Picture this: A university professor teaches a group of 40 students, who are English-language learners, at a local elementary school. Around the children, 20 teachers observe; among them is an expert teacher for the school district who will help them better understand the teaching strategies being used by the professor.
This is but one example of the many collaborative activities that faculty, staff and students at Woodring College of Education at Western Washington University engage in every day. Faculty recognize that the most challenging social and educational issues can only be solved when the university faculty and students work side-by-side with community education and social service professionals.
It is common for citizens to characterize a university as an ivory tower, removed from the local community and pressing social challenges. Not so. For Woodring, the idea of strong collaborations with area schools and community based organizations is central to our work. In fact, it is part of our college mission to "develop collaborative partnerships that promote the learning and well-being of individuals, families and the community."
Woodring places university students in P-12 schools and community-based organizations for practicums and internships. As but one example, consider that students in our Human Service program alone provided nearly 30,000 hours of community service during the 2011-12 academic year. At the state's current minimum wage rate that is the equivalent to providing over $250,000 of human labor to community-based organizations, extending their often-strained ability to provide much needed social services to those in need.
We are working with a low-income, highly diverse school in the Mount Vernon School District on a project appropriately named "collaborative schools for innovation." This project brings faculty and teacher education students from the university to work with teachers and administrators of the school, as well as local community leaders, in pursuit of innovative teaching and learning practices to foster increased academic achievement.

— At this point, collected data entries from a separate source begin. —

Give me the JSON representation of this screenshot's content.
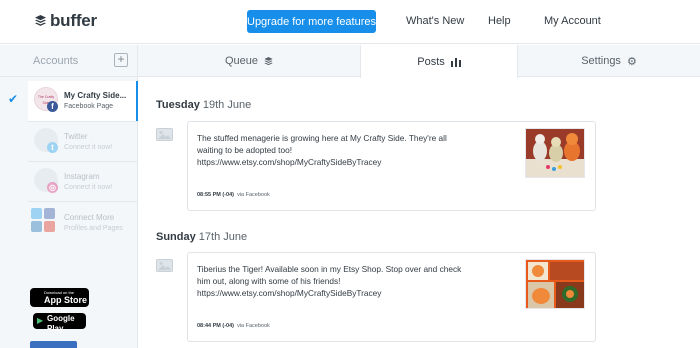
{
  "brand": {
    "name": "buffer"
  },
  "topnav": {
    "upgrade_label": "Upgrade for more features",
    "links": [
      "What's New",
      "Help",
      "My Account"
    ]
  },
  "sidebar": {
    "title": "Accounts",
    "add_symbol": "+",
    "accounts": [
      {
        "name": "My Crafty Side...",
        "sub": "Facebook Page",
        "avatar_text": "The Crafty Side",
        "active": true
      },
      {
        "name": "Twitter",
        "sub": "Connect it now!"
      },
      {
        "name": "Instagram",
        "sub": "Connect it now!"
      },
      {
        "name": "Connect More",
        "sub": "Profiles and Pages"
      }
    ],
    "stores": [
      {
        "small": "Download on the",
        "big": "App Store"
      },
      {
        "small": "GET IT ON",
        "big": "Google Play"
      }
    ]
  },
  "tabs": [
    {
      "label": "Queue",
      "icon": "stack-icon"
    },
    {
      "label": "Posts",
      "icon": "bar-chart-icon",
      "active": true
    },
    {
      "label": "Settings",
      "icon": "gear-icon"
    }
  ],
  "posts": [
    {
      "day": "Tuesday",
      "date": "19th June",
      "text_lines": [
        "The stuffed menagerie is growing here at My Crafty Side. They're all",
        "waiting to be adopted too!",
        "https://www.etsy.com/shop/MyCraftySideByTracey"
      ],
      "time": "08:55 PM (-04)",
      "via": "via Facebook"
    },
    {
      "day": "Sunday",
      "date": "17th June",
      "text_lines": [
        "Tiberius the Tiger! Available soon in my Etsy Shop. Stop over and check",
        "him out, along with some of his friends!",
        "https://www.etsy.com/shop/MyCraftySideByTracey"
      ],
      "time": "08:44 PM (-04)",
      "via": "via Facebook"
    }
  ],
  "colors": {
    "accent": "#168eea",
    "sidebar_bg": "#f4f7f9",
    "text": "#323b43"
  }
}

The college serves as the home to three college pipeline programs. The "Building Bridges to Migrant Youth" program brings more than 200 youth from migrant families to campus to learn about college as an option for their future. The "Compass 2 Campus" program earlier this fall brought nearly 900 fifth-grade students from Whatcom and Skagit schools to campus to experience more than 140 different college-wide activities. The "Latino Community Outreach" program at two local middle schools sends faculty and university students to engage in youth mentoring programs, professional development for teachers and a community literacy initiative.
We have strong partnerships with Windward School in Ferndale as well as with Kulshan and Shuksan middle schools. We are engaged in assisting new immigrants living in low-income housing with job search skills. Even our new Registered Nurse-to-Bachelor of Nursing program has been developed in partnership with health organizations in the area.
These are but a few examples of the work we are engaged in off-campus. Additional efforts include working with local school districts to increase the number of young people who might consider teaching as a profession. It includes service commitments to the state as consultants around educational policies and programs. And it includes assuming leadership roles in national and international organizations in pursuit of sustainability, diversity and social service.
In short, Woodring recognizes that we have an important role to play in schools and communities. We strive to make an impact that is significant and relevant to their needs. We know no other way.
Francisco Rios is dean of Western Washington University's Woodring College of Education.